Gross that he was going to conduct a protective sweep of the vehicle, and Officer Gilbert

testified that Gross stated that “it was his girlfriend or wife’s vehicle, but he [Gross] doesn’t

know if there’s any firearms or sort within the car.”1 Officer Gilbert then searched inside the

vehicle in “[t]he immediate area that he [Gross] would potentially be able to reach.” While

searching the glove box on the passenger side of the vehicle, Officer Gilbert “recovered a Taurus

firearm that was loaded with one in the chamber.”
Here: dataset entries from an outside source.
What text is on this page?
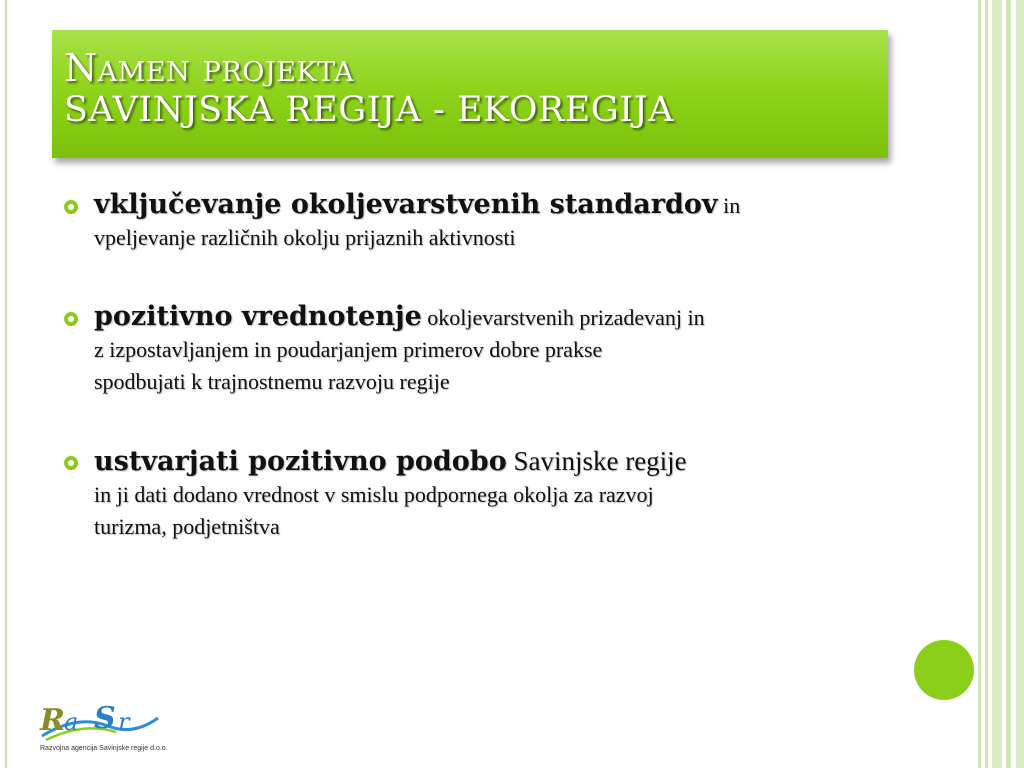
Namen projekta
SAVINJSKA REGIJA - EKOREGIJA
vključevanje okoljevarstvenih standardov in
vpeljevanje različnih okolju prijaznih aktivnosti
pozitivno vrednotenje okoljevarstvenih prizadevanj in
z izpostavljanjem in poudarjanjem primerov dobre prakse
spodbujati k trajnostnemu razvoju regije
ustvarjati pozitivno podobo Savinjske regije
in ji dati dodano vrednost v smislu podpornega okolja za razvoj
turizma, podjetništva
R a S r
Razvojna agencija Savinjske regije d.o.o.
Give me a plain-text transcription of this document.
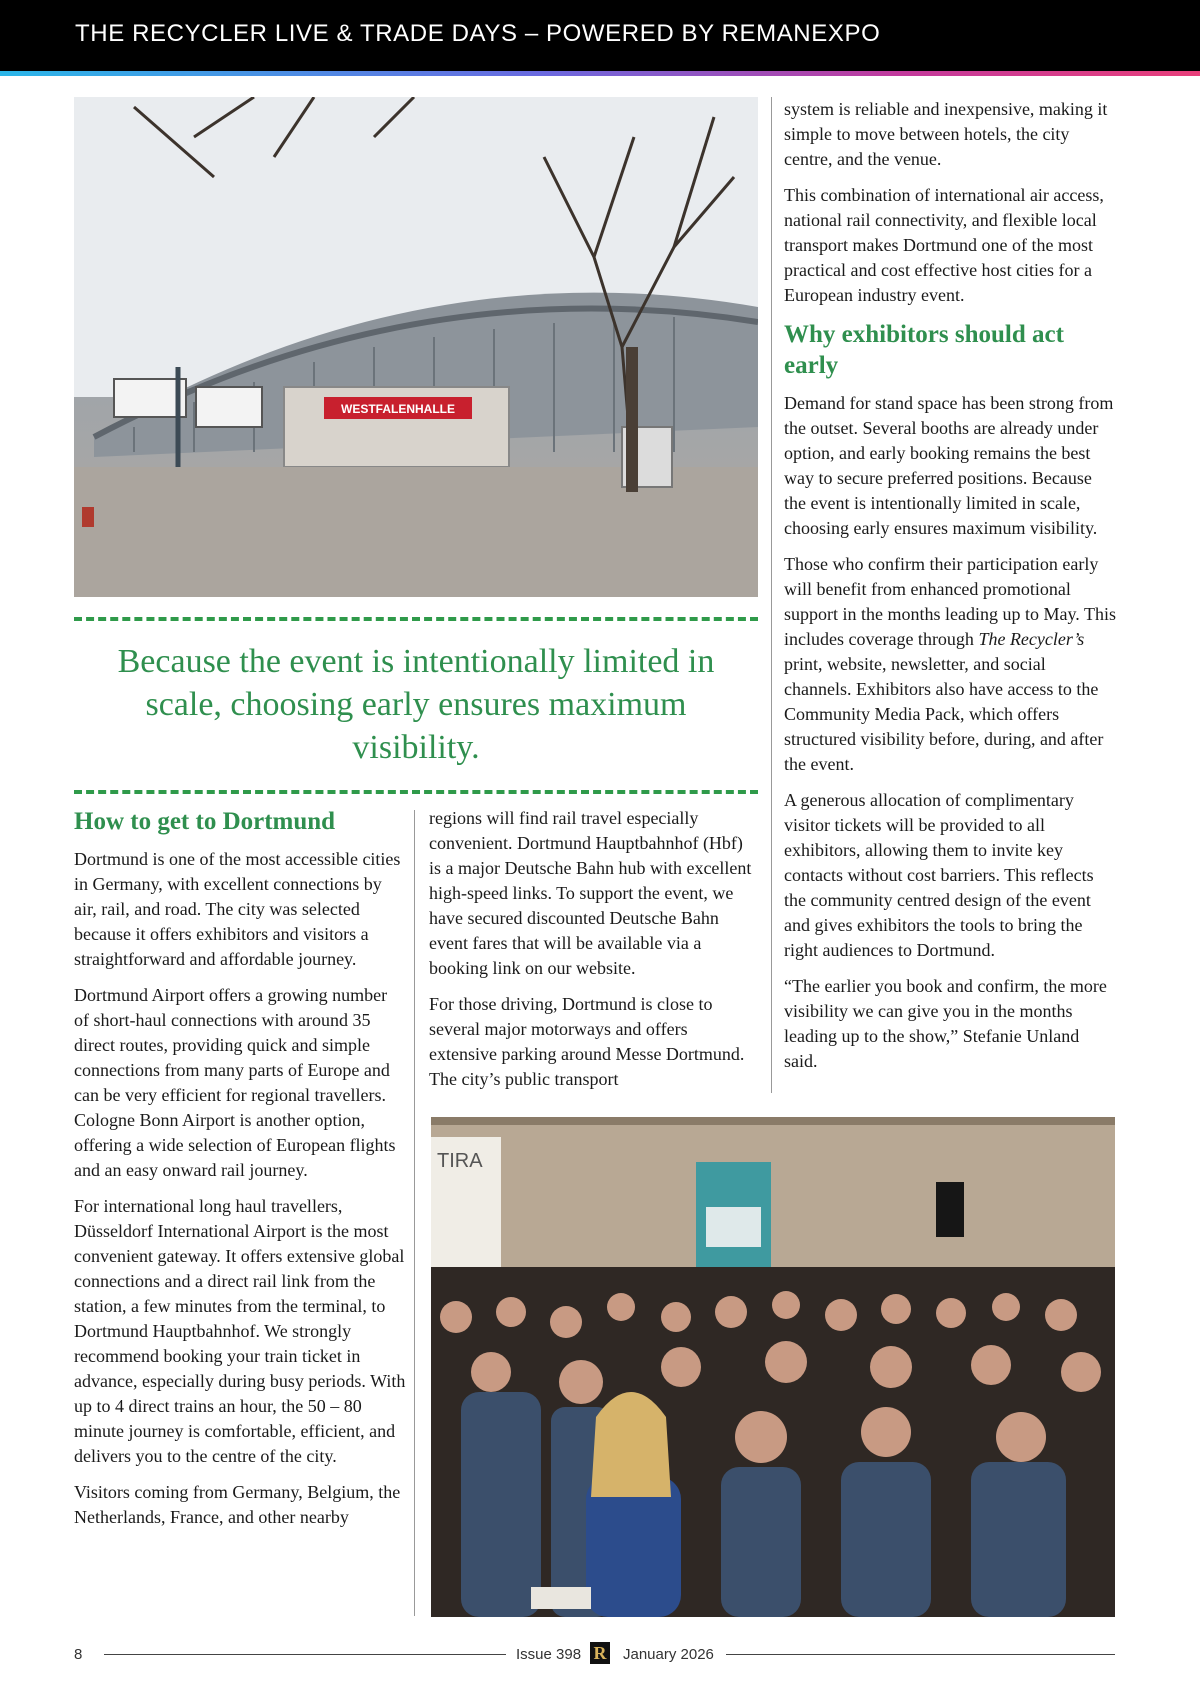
THE RECYCLER LIVE & TRADE DAYS – POWERED BY REMANEXPO
WESTFALENHALLE
Because the event is intentionally limited in scale, choosing early ensures maximum visibility.
How to get to Dortmund

Dortmund is one of the most accessible cities in Germany, with excellent connections by air, rail, and road. The city was selected because it offers exhibitors and visitors a straightforward and affordable journey.

Dortmund Airport offers a growing number of short-haul connections with around 35 direct routes, providing quick and simple connections from many parts of Europe and can be very efficient for regional travellers. Cologne Bonn Airport is another option, offering a wide selection of European flights and an easy onward rail journey.

For international long haul travellers, Düsseldorf International Airport is the most convenient gateway. It offers extensive global connections and a direct rail link from the station, a few minutes from the terminal, to Dortmund Hauptbahnhof. We strongly recommend booking your train ticket in advance, especially during busy periods. With up to 4 direct trains an hour, the 50 – 80 minute journey is comfortable, efficient, and delivers you to the centre of the city.

Visitors coming from Germany, Belgium, the Netherlands, France, and other nearby

regions will find rail travel especially convenient. Dortmund Hauptbahnhof (Hbf) is a major Deutsche Bahn hub with excellent high-speed links. To support the event, we have secured discounted Deutsche Bahn event fares that will be available via a booking link on our website.

For those driving, Dortmund is close to several major motorways and offers extensive parking around Messe Dortmund. The city’s public transport

system is reliable and inexpensive, making it simple to move between hotels, the city centre, and the venue.

This combination of international air access, national rail connectivity, and flexible local transport makes Dortmund one of the most practical and cost effective host cities for a European industry event.

Why exhibitors should act early

Demand for stand space has been strong from the outset. Several booths are already under option, and early booking remains the best way to secure preferred positions. Because the event is intentionally limited in scale, choosing early ensures maximum visibility.

Those who confirm their participation early will benefit from enhanced promotional support in the months leading up to May. This includes coverage through The Recycler’s print, website, newsletter, and social channels. Exhibitors also have access to the Community Media Pack, which offers structured visibility before, during, and after the event.

A generous allocation of complimentary visitor tickets will be provided to all exhibitors, allowing them to invite key contacts without cost barriers. This reflects the community centred design of the event and gives exhibitors the tools to bring the right audiences to Dortmund.

“The earlier you book and confirm, the more visibility we can give you in the months leading up to the show,” Stefanie Unland said.

TIRA
8	Issue 398 R January 2026
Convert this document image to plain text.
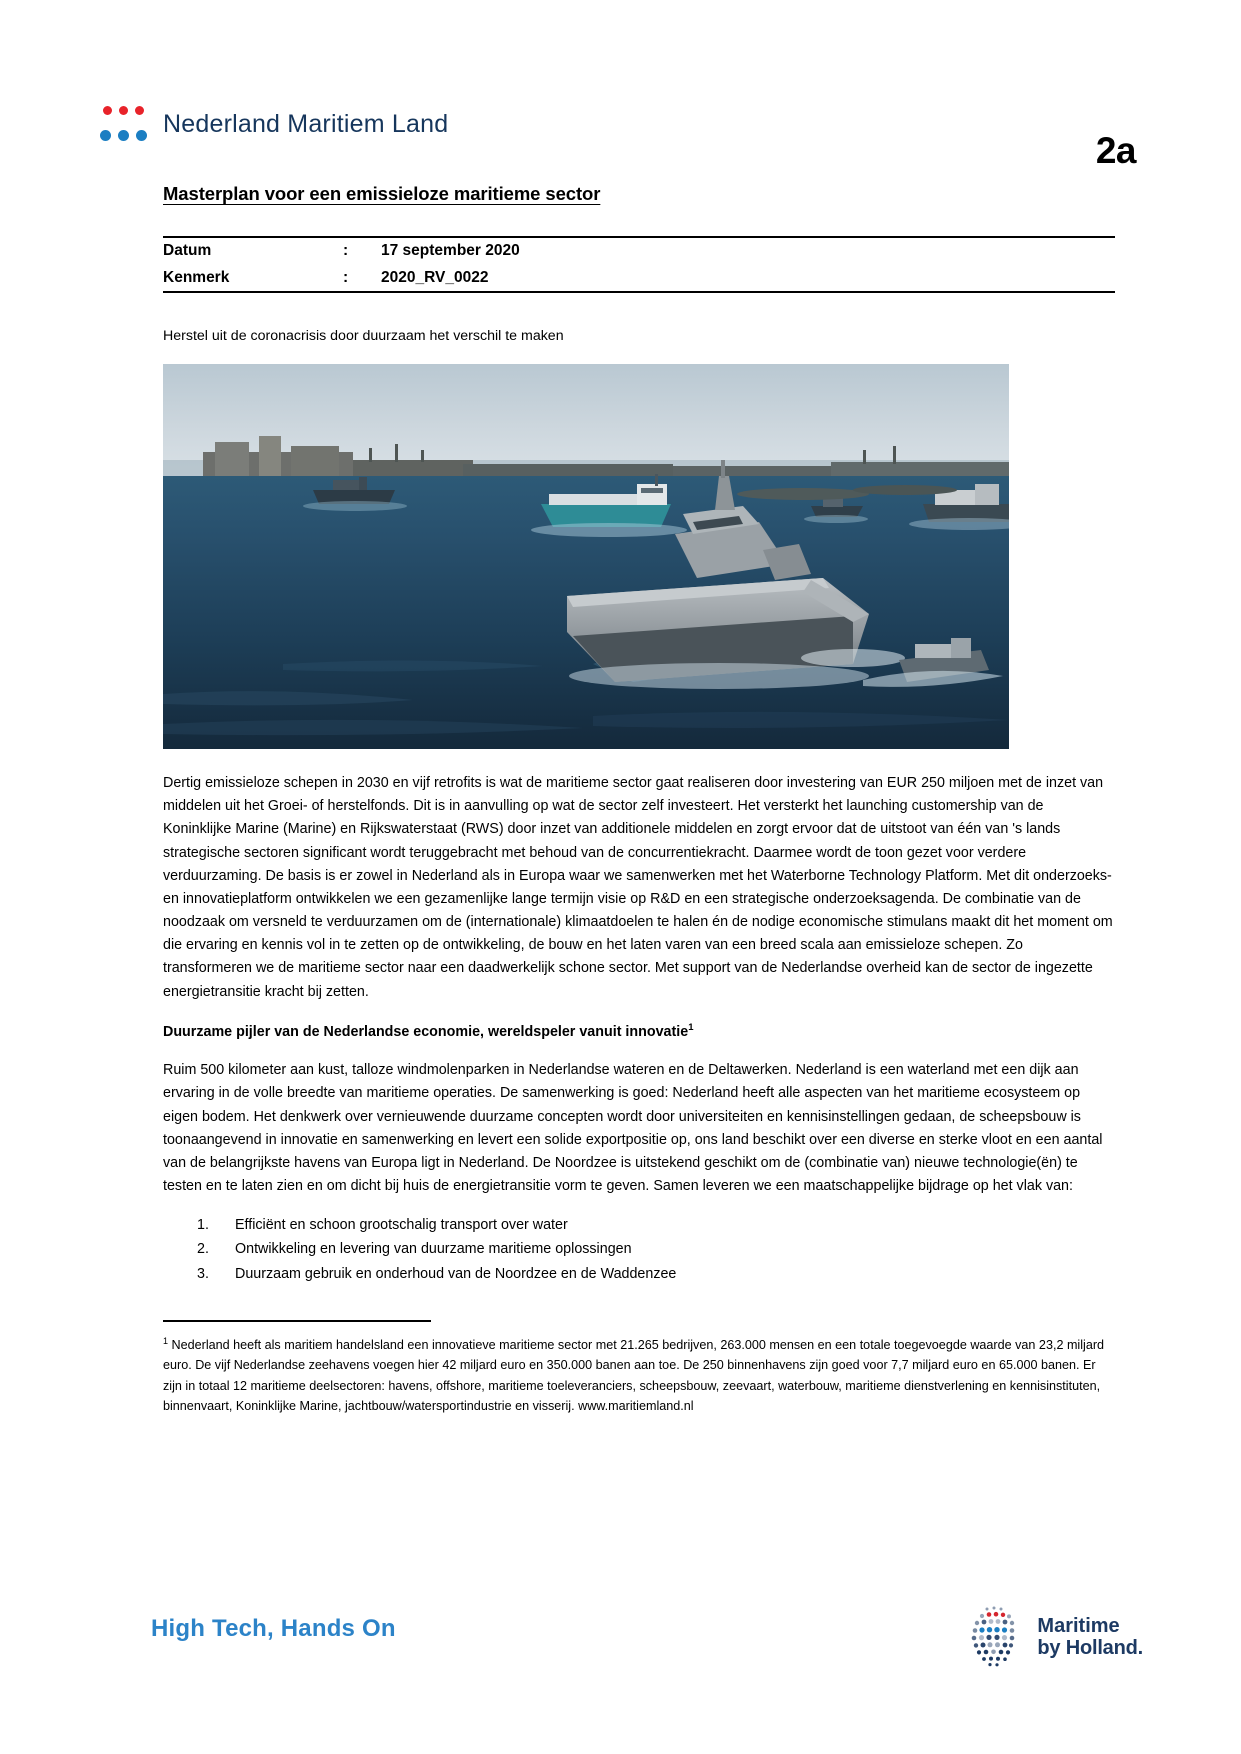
Nederland Maritiem Land
2a
Masterplan voor een emissieloze maritieme sector
Datum	:	17 september 2020
Kenmerk	:	2020_RV_0022

Herstel uit de coronacrisis door duurzaam het verschil te maken

Dertig emissieloze schepen in 2030 en vijf retrofits is wat de maritieme sector gaat realiseren door investering van EUR 250 miljoen met de inzet van middelen uit het Groei- of herstelfonds. Dit is in aanvulling op wat de sector zelf investeert. Het versterkt het launching customership van de Koninklijke Marine (Marine) en Rijkswaterstaat (RWS) door inzet van additionele middelen en zorgt ervoor dat de uitstoot van één van 's lands strategische sectoren significant wordt teruggebracht met behoud van de concurrentiekracht. Daarmee wordt de toon gezet voor verdere verduurzaming. De basis is er zowel in Nederland als in Europa waar we samenwerken met het Waterborne Technology Platform. Met dit onderzoeks- en innovatieplatform ontwikkelen we een gezamenlijke lange termijn visie op R&D en een strategische onderzoeksagenda. De combinatie van de noodzaak om versneld te verduurzamen om de (internationale) klimaatdoelen te halen én de nodige economische stimulans maakt dit het moment om die ervaring en kennis vol in te zetten op de ontwikkeling, de bouw en het laten varen van een breed scala aan emissieloze schepen. Zo transformeren we de maritieme sector naar een daadwerkelijk schone sector. Met support van de Nederlandse overheid kan de sector de ingezette energietransitie kracht bij zetten.

Duurzame pijler van de Nederlandse economie, wereldspeler vanuit innovatie$^1$

Ruim 500 kilometer aan kust, talloze windmolenparken in Nederlandse wateren en de Deltawerken. Nederland is een waterland met een dijk aan ervaring in de volle breedte van maritieme operaties. De samenwerking is goed: Nederland heeft alle aspecten van het maritieme ecosysteem op eigen bodem. Het denkwerk over vernieuwende duurzame concepten wordt door universiteiten en kennisinstellingen gedaan, de scheepsbouw is toonaangevend in innovatie en samenwerking en levert een solide exportpositie op, ons land beschikt over een diverse en sterke vloot en een aantal van de belangrijkste havens van Europa ligt in Nederland. De Noordzee is uitstekend geschikt om de (combinatie van) nieuwe technologie(ën) te testen en te laten zien en om dicht bij huis de energietransitie vorm te geven. Samen leveren we een maatschappelijke bijdrage op het vlak van:

1.	Efficiënt en schoon grootschalig transport over water
2.	Ontwikkeling en levering van duurzame maritieme oplossingen
3.	Duurzaam gebruik en onderhoud van de Noordzee en de Waddenzee

$^1$ Nederland heeft als maritiem handelsland een innovatieve maritieme sector met 21.265 bedrijven, 263.000 mensen en een totale toegevoegde waarde van 23,2 miljard euro. De vijf Nederlandse zeehavens voegen hier 42 miljard euro en 350.000 banen aan toe. De 250 binnenhavens zijn goed voor 7,7 miljard euro en 65.000 banen. Er zijn in totaal 12 maritieme deelsectoren: havens, offshore, maritieme toeleveranciers, scheepsbouw, zeevaart, waterbouw, maritieme dienstverlening en kennisinstituten, binnenvaart, Koninklijke Marine, jachtbouw/watersportindustrie en visserij. www.maritiemland.nl

High Tech, Hands On	Maritime
by Holland.
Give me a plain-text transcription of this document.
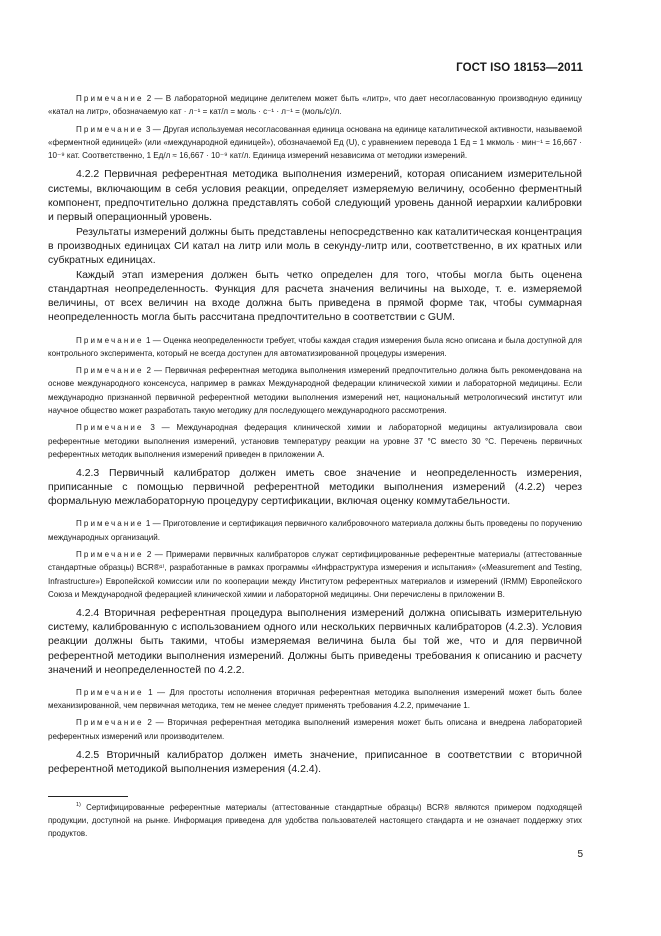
ГОСТ ISO 18153—2011

Примечание 2 — В лабораторной медицине делителем может быть «литр», что дает несогласованную производную единицу «катал на литр», обозначаемую кат · л⁻¹ = кат/л = моль · с⁻¹ · л⁻¹ = (моль/с)/л.

Примечание 3 — Другая используемая несогласованная единица основана на единице каталитической активности, называемой «ферментной единицей» (или «международной единицей»), обозначаемой Ед (U), с уравнением перевода 1 Ед = 1 мкмоль · мин⁻¹ = 16,667 · 10⁻⁹ кат. Соответственно, 1 Ед/л ≈ 16,667 · 10⁻⁹ кат/л. Единица измерений независима от методики измерений.

4.2.2 Первичная референтная методика выполнения измерений, которая описанием измерительной системы, включающим в себя условия реакции, определяет измеряемую величину, особенно ферментный компонент, предпочтительно должна представлять собой следующий уровень данной иерархии калибровки и первый операционный уровень.

Результаты измерений должны быть представлены непосредственно как каталитическая концентрация в производных единицах СИ катал на литр или моль в секунду-литр или, соответственно, в их кратных или субкратных единицах.

Каждый этап измерения должен быть четко определен для того, чтобы могла быть оценена стандартная неопределенность. Функция для расчета значения величины на выходе, т. е. измеряемой величины, от всех величин на входе должна быть приведена в прямой форме так, чтобы суммарная неопределенность могла быть рассчитана предпочтительно в соответствии с GUM.

Примечание 1 — Оценка неопределенности требует, чтобы каждая стадия измерения была ясно описана и была доступной для контрольного эксперимента, который не всегда доступен для автоматизированной процедуры измерения.

Примечание 2 — Первичная референтная методика выполнения измерений предпочтительно должна быть рекомендована на основе международного консенсуса, например в рамках Международной федерации клинической химии и лабораторной медицины. Если международно признанной первичной референтной методики выполнения измерений нет, национальный метрологический институт или научное общество может разработать такую методику для последующего международного рассмотрения.

Примечание 3 — Международная федерация клинической химии и лабораторной медицины актуализировала свои референтные методики выполнения измерений, установив температуру реакции на уровне 37 °С вместо 30 °С. Перечень первичных референтных методик выполнения измерений приведен в приложении А.

4.2.3 Первичный калибратор должен иметь свое значение и неопределенность измерения, приписанные с помощью первичной референтной методики выполнения измерений (4.2.2) через формальную межлабораторную процедуру сертификации, включая оценку коммутабельности.

Примечание 1 — Приготовление и сертификация первичного калибровочного материала должны быть проведены по поручению международных организаций.

Примечание 2 — Примерами первичных калибраторов служат сертифицированные референтные материалы (аттестованные стандартные образцы) BCR®¹⁾, разработанные в рамках программы «Инфраструктура измерения и испытания» («Measurement and Testing, Infrastructure») Европейской комиссии или по кооперации между Институтом референтных материалов и измерений (IRMM) Европейского Союза и Международной федерацией клинической химии и лабораторной медицины. Они перечислены в приложении В.

4.2.4 Вторичная референтная процедура выполнения измерений должна описывать измерительную систему, калиброванную с использованием одного или нескольких первичных калибраторов (4.2.3). Условия реакции должны быть такими, чтобы измеряемая величина была бы той же, что и для первичной референтной методики выполнения измерений. Должны быть приведены требования к описанию и расчету значений и неопределенностей по 4.2.2.

Примечание 1 — Для простоты исполнения вторичная референтная методика выполнения измерений может быть более механизированной, чем первичная методика, тем не менее следует применять требования 4.2.2, примечание 1.

Примечание 2 — Вторичная референтная методика выполнений измерения может быть описана и внедрена лабораторией референтных измерений или производителем.

4.2.5 Вторичный калибратор должен иметь значение, приписанное в соответствии с вторичной референтной методикой выполнения измерения (4.2.4).

$^{1)}$ Сертифицированные референтные материалы (аттестованные стандартные образцы) BCR® являются примером подходящей продукции, доступной на рынке. Информация приведена для удобства пользователей настоящего стандарта и не означает поддержку этих продуктов.

5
Gross, who is a convicted felon, was charged with possession of a firearm by a convicted

felon. Gross moved to suppress the evidence of the firearm found inside the vehicle. At the

hearing on the motion to suppress, after hearing the testimony of Officers Gilbert and Triana, the

trial court found that Gross “went four blocks” after the officers turned on the patrol car’s lights

1 The Commonwealth does not argue that Gross lacks standing to challenge the protective sweep. -3- and siren to initiate the traffic stop at “1:45 in the morning in a high crime area.” The trial judge

stated, “And let’s also keep in mind that this person is alleged to have gone 40 miles an hour

through a stop sign, it may not be too difficult to figure out why a police officer is now behind

him. But be that as it may, he failed to stop.” When comparing cases that Gross relied on in his

motion to suppress, the trial judge stated, “In the Correll case, the alleged furtive movements

were before the police presence was known. But in our case, they were after.”2 Finally, the trial

judge noted, “And you’ve got officer safety, possibly lives on the line. The protective search is

not done, and a person reaches and then grabs a gun, you’ve got two dead police officers or one

dead police officer and a dead defendant.” The trial court denied Gross’s motion to suppress,

and Gross then entered a conditional plea of no contest. Gross now appeals the denial of his

motion to suppress.

II. ANALYSIS

In his assignment of error on appeal, Gross argues, “The trial court erred by denying the

motion to suppress where law enforcement did not have the requisite reasonable, articulable

suspicion to justify a protective sweep of the vehicle.” The Supreme Court has often stated that

“[t]he defendant has the burden to show that, when viewing the evidence in the light most

favorable to the Commonwealth, the trial court’s denial of the motion to suppress was reversible

error.” Sidney, 280 Va. at 522. “We review de novo the trial court’s application of the law to the

particular facts of the case.” Branham v. Commonwealth, 283 Va. 273, 279 (2012).